The pain and panic I felt attending this incident were strangely excruciating. I had nightmares about it for years afterward, and I still sometimes dream of Milty Perko turning the corner of some mental corridor, striding toward me, agent of doom, a grim Ezekiel. Lola and I knew we had betrayed Milla, but it never occurred to us that we had had a choice in the matter. I can't speak for Lola, but in the sixth grade I had absolutely no apparatus with which to resist authority. I couldn't even conceive of articulating opposition to an adult's judgment. And I was light-years away from the confidence it would take to stand on top of my desk and fart
out loud and on purpose
, as Milty Perko occasionally did, to our collective admiration and applause.

"Good god," exclaimed Hannah when I had finished telling the story. "What on earth could Mrs. Eplett have been thinking? What kind of pedagogy results in a public shaming?"

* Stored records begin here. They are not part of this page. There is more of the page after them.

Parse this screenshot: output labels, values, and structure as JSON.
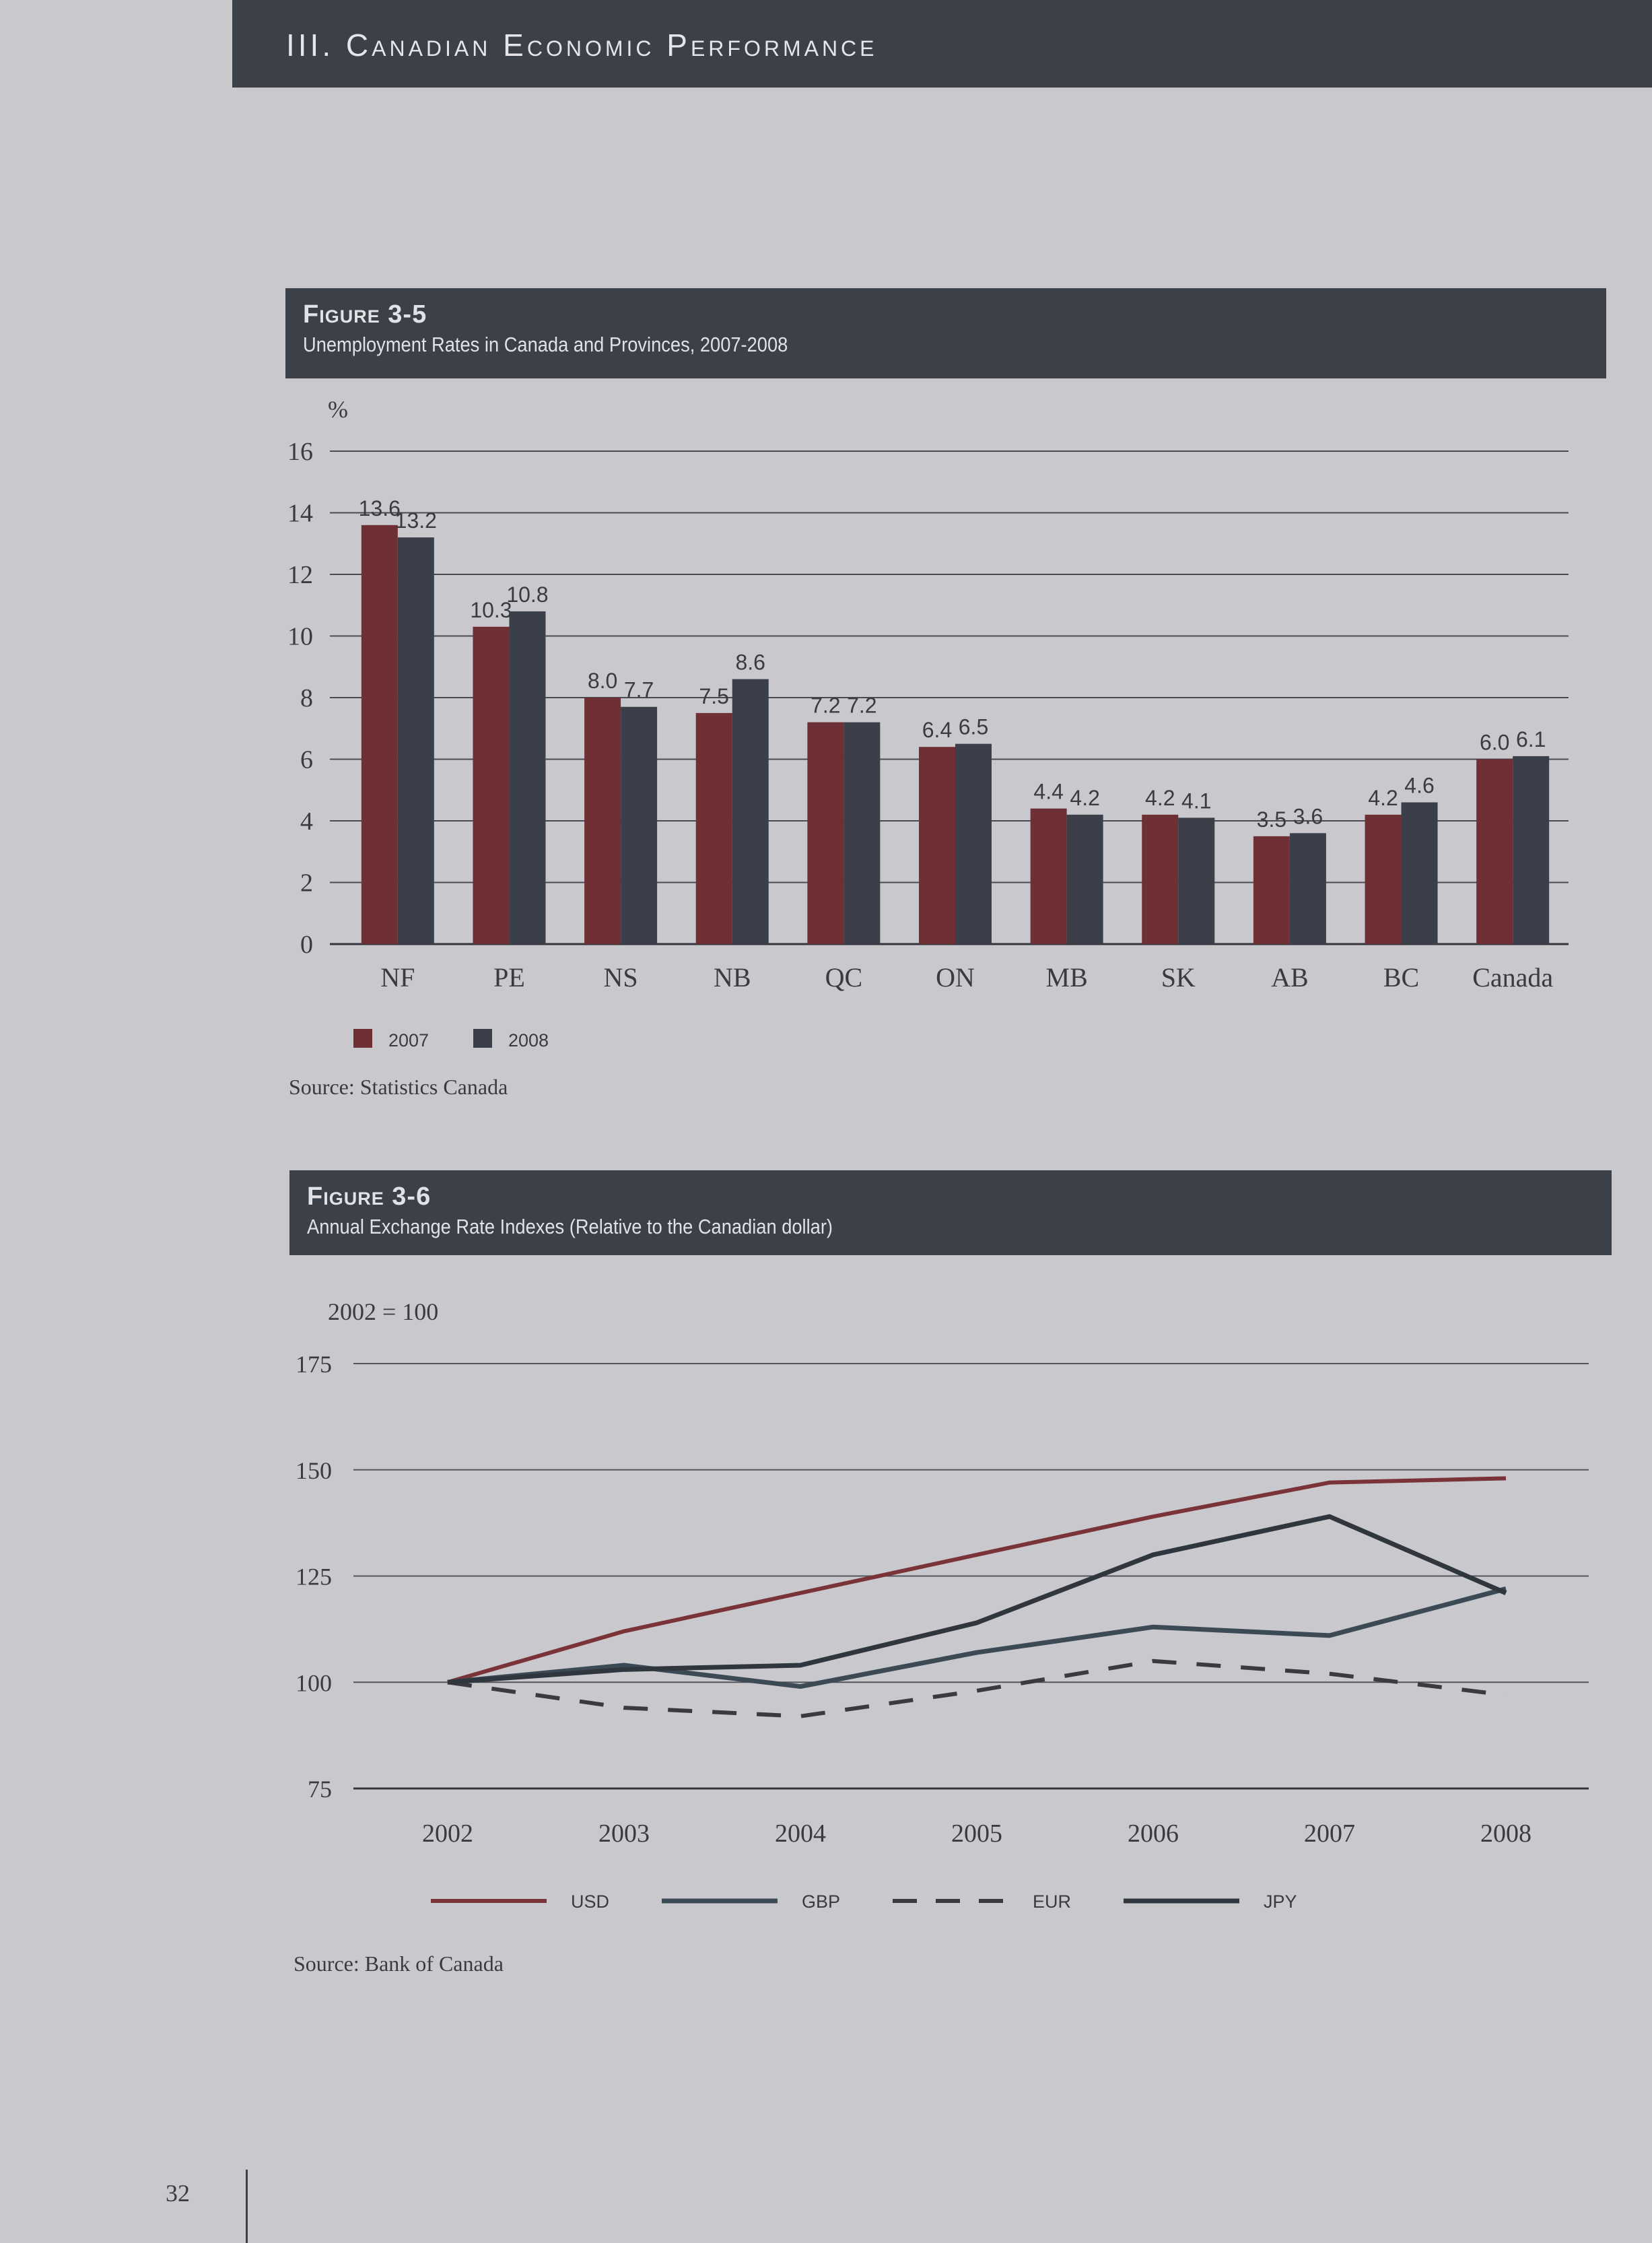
{
  "header": {
    "title": "III. Canadian Economic Performance"
  },
  "figure1": {
    "label": "Figure 3-5",
    "title": "Unemployment Rates in Canada and Provinces, 2007-2008",
    "source": "Source: Statistics Canada"
  },
  "figure2": {
    "label": "Figure 3-6",
    "title": "Annual Exchange Rate Indexes (Relative to the Canadian dollar)",
    "source": "Source: Bank of Canada"
  },
  "page_number": "32",
  "colors": {
    "s2007": "#6e2f35",
    "s2008": "#3b3f49",
    "usd": "#7a3338",
    "gbp": "#3c4a55",
    "eur": "#3a3a40",
    "jpy": "#30363e"
  },
  "chart_data": [
    {
      "type": "bar",
      "unit_label": "%",
      "categories": [
        "NF",
        "PE",
        "NS",
        "NB",
        "QC",
        "ON",
        "MB",
        "SK",
        "AB",
        "BC",
        "Canada"
      ],
      "series": [
        {
          "name": "2007",
          "values": [
            13.6,
            10.3,
            8.0,
            7.5,
            7.2,
            6.4,
            4.4,
            4.2,
            3.5,
            4.2,
            6.0
          ],
          "labels": [
            "13.6",
            "10.3",
            "8.0",
            "7.5",
            "7.2",
            "6.4",
            "4.4",
            "4.2",
            "3.5",
            "4.2",
            "6.0"
          ]
        },
        {
          "name": "2008",
          "values": [
            13.2,
            10.8,
            7.7,
            8.6,
            7.2,
            6.5,
            4.2,
            4.1,
            3.6,
            4.6,
            6.1
          ],
          "labels": [
            "13.2",
            "10.8",
            "7.7",
            "8.6",
            "7.2",
            "6.5",
            "4.2",
            "4.1",
            "3.6",
            "4.6",
            "6.1"
          ]
        }
      ],
      "ylim": [
        0,
        16
      ],
      "yticks": [
        "0",
        "2",
        "4",
        "6",
        "8",
        "10",
        "12",
        "14",
        "16"
      ],
      "grid": true,
      "legend": "bottom-left"
    },
    {
      "type": "line",
      "unit_label": "2002 = 100",
      "x": [
        "2002",
        "2003",
        "2004",
        "2005",
        "2006",
        "2007",
        "2008"
      ],
      "series": [
        {
          "name": "USD",
          "values": [
            100,
            112,
            121,
            130,
            139,
            147,
            148
          ]
        },
        {
          "name": "GBP",
          "values": [
            100,
            104,
            99,
            107,
            113,
            111,
            122
          ]
        },
        {
          "name": "EUR",
          "values": [
            100,
            94,
            92,
            98,
            105,
            102,
            97
          ]
        },
        {
          "name": "JPY",
          "values": [
            100,
            103,
            104,
            114,
            130,
            139,
            121
          ]
        }
      ],
      "ylim": [
        75,
        175
      ],
      "yticks": [
        "75",
        "100",
        "125",
        "150",
        "175"
      ],
      "grid": true,
      "legend": "bottom"
    }
  ]
}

Some years after I had become a professor, my father sent me a newspaper clipping. Its subject was my now-ancient sixth-grade teacher, Mrs. Eplett. I was astonished to learn that she was still alive, but there she was in a photograph that confirmed it, bewigged and chipper. The photograph had been taken at a function celebrating her long contribution to the teaching field. The newspaper article quoted several generations of ex-students whose comments were all effusive in their praise for Ann C. Eplett. "Mrs. Eplett used to whupp our bottoms when we were naughty!" "She was the best teacher of all time! She checked to see if we brushed our teeth before school!" "Mrs. Eplett sent me home because I had headlice!" As I scanned the column of appreciative memories, I experienced a wave of gratitude myself. Although Mrs. Eplett had been my worst teacher, not my best, I nodded at the eloquent testament to the long-ranging effects our teachers and mentors exert on us.